Na Partida, depois do jantar da boda no qual participavam todos os convidados do almoço, o baile continuava, mas os noivos saíam discretamente para casa. Passado algum tempo, os rapazes iam bater-lhes à porta e obrigavam o noivo a levantar-se e a dar-lhes de beber. Como já se sabia que isto ia acontecer, o vinho e alguns doces já estavam preparados de forma a despachar os intrusos o mais depressa possível.

 

Na festa do São João, no Rosmaninhal, o vinho e os tremoços, oferecidos pelo alferes (mordomo) eram distribuídos em abundância a todos os participantes, da terra ou de fora, ao longo dos dias que a festa durava. Um dos mais curiosos acontecia durante as cavalhadas (cortejo de cavaleiros que percorria as ruas principais): durante o percurso distribuíam-se tremoços, broas de mel e vinho que era transportado numa grande caldeira onde se mergulhava um copo com asa, e por onde bebia toda a gente.

 

A maior parte destas tradições, e tantas outras que ao longo do tempo animaram a cultura popular, têm vindo a perder-se com os anos. Felizmente que tem havido quem se dê ao trabalho de recolher e registar algumas dessas práticas para que não se percam também da memória. Foi o caso de Jaime Lopes Dias com o livro Tradições e Costumes da Beira Baixa, e também Luís Leitão com a monografia Partida onde fui buscar alguma da informação que aqui deixei.

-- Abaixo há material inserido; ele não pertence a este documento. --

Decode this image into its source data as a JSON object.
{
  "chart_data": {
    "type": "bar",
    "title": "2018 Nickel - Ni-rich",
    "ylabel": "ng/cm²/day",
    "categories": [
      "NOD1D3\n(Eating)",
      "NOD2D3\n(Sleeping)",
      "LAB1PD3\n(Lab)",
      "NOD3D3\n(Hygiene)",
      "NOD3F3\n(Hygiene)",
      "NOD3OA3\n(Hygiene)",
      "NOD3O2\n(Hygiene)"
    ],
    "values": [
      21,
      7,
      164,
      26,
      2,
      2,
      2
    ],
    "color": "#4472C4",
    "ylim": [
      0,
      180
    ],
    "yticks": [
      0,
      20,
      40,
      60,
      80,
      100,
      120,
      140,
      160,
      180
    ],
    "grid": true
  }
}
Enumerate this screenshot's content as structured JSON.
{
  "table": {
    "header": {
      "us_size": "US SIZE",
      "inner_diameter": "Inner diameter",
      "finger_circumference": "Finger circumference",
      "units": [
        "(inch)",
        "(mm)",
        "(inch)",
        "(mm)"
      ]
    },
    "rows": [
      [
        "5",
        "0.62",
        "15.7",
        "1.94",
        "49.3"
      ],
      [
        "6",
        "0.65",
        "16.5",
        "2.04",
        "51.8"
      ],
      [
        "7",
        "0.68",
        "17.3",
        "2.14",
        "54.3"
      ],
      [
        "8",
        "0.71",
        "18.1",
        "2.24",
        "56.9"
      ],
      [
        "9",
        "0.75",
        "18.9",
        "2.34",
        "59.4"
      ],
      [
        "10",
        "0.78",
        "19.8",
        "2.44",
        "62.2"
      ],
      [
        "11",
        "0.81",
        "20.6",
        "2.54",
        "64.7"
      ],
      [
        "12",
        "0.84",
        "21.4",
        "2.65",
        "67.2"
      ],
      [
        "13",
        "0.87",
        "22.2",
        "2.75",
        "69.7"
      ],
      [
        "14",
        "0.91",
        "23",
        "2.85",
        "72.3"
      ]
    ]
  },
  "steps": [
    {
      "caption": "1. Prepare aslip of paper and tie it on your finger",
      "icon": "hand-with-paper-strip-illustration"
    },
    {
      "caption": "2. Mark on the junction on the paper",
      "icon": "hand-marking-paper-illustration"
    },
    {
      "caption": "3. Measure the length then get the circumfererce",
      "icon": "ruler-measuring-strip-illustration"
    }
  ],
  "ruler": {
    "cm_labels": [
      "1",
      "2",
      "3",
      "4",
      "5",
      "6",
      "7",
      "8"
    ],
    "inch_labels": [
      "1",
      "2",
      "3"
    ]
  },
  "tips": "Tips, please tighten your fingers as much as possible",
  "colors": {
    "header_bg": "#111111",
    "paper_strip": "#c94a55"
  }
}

Sobre o vinho resta-nos a consolação de, graças à introdução de novas castas, melhores processos de cultivo e produção e ao trabalho dos enólogos termos disponíveis uma variedade grande de vinhos, e cada vez de maior qualidade. Assim haja oportunidades de irmos confraternizando! 

 

Maria Libânia Ferreira

Um comentário:

José Teodoro Prata disse...

Bom apanhado sobre o vinho.
Curei algumas gripes(?) com vinho quente adoçado com a mesma quantidade de açúcar. Não era fácil de beber e provocava um suadouro enorme (depois de o beber ia-se logo para a cama). Depois de suar, tínhamos de mudar a roupa.